Not up to par

There's a lot of justifiable hand-wringing going on among those associated with golf that without Tiger Woods, the profile index of the PGA Tour will slip to something approximating that of pro bowling or curling.

As a result, there's talk among golf commentators about how the PGA needs to begin promoting other players so that there won't be such a huge drop in interest - especially in TV ratings - when Woods isn't playing. (A much-quoted Los Angeles Times article indicated that when Tiger played and was in contention, the ratings on CBS and NBC golf telecasts were up an average of 111 percent.)


The hard truth here is that pro golf has been flirting dangerously with something I can best describe as a general malaise in terms of spectator interest for a couple of decades and that the Tiger Phenomenon has simply masked that fragile condition.

The game's Golden Era featured its own Four Horsemen - Palmer, Nicklaus, Player and Trevino - who were also supported by an identifiable supporting cast of characters such as Billy Casper, Don January, Chi Chi Rodriguez, Orville Moody and Raymond Floyd earlier and the likes of Tom Watson, Ben Crenshaw and Greg Norman later.


Again, truth be told, I'll wager that golf enthusiasts and casual sports fans are more familiar with the names of players who were stars before 1990 than guys who have been winning on the PGA Tour since. That's why the Seniors Tour (now Champions Tour) was such a hit when it got rolling in the mid-1980s. Those guys might not have hit the ball as far as the younger players on the regular tour, but they had something else going for them - individual styles or engaging personalities, something fans could latch onto.

But then Tiger Woods came along in 1996, an All-American superstar who was simply Ruthian - huge drives off the tee, iron shots that bit and scurried to the pin, putts that snaked their way into the hole - and who has scooped up trophies (and dollars) by the armload.
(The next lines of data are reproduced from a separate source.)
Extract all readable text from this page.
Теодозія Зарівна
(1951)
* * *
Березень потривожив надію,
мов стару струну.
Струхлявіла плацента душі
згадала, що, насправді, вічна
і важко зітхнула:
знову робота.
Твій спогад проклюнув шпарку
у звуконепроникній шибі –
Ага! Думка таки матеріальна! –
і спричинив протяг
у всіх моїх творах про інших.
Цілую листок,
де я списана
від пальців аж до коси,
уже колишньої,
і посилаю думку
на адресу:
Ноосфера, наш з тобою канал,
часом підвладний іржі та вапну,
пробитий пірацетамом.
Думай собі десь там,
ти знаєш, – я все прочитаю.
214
Also, Woods has been universal in his appeal, promoting traditional values of hard work and perseverance while also personifying stylish success in the 21st century.

And golf has shamelessly ridden his coattails for more than a decade.

Certainly there are many current pro golfers who are skilled and articulate and just plain good guys. But there have not been enough like the late Payne Stewart who have the charisma to fire up a fan base as does the captivating Tiger Woods. The world's No. 2, Phil Mickelson - for all his 34 Tour wins and three majors, including two Green Jackets - is best known as Woods' most likely foil in any tournament in which the two play.

Last weekend, a journeyman named Rocco Mediate came out of nowhere and charmed a national television audience in what was truly a sports happening. Years from now, people will be able to tell you where they were when they watched that U.S. Open playoff.

Mediate's easygoing, wisecracking everyman reminded me of Lee Trevino, the kind of pro golfer that a public course duffer could identify with. But Trevino's enduring popularity was built on his considerable achievements that came as part of the total package along with his immense likability. Mediate would need to add some victories to his resume to approach Trevino status and help golf's star-power crisis in the absence of Tiger.

I don't know what the answer is for pro golf. If there is a popularity problem for the game with Tiger missing from the scene - and there absolutely is - it's really a deeper underlying problem that has been out there for a while. And that special magic appeal, be it charisma or dramatic tension, isn't something you can deliberately concoct. It just happens - as it did just a few days ago at the U.S. Open.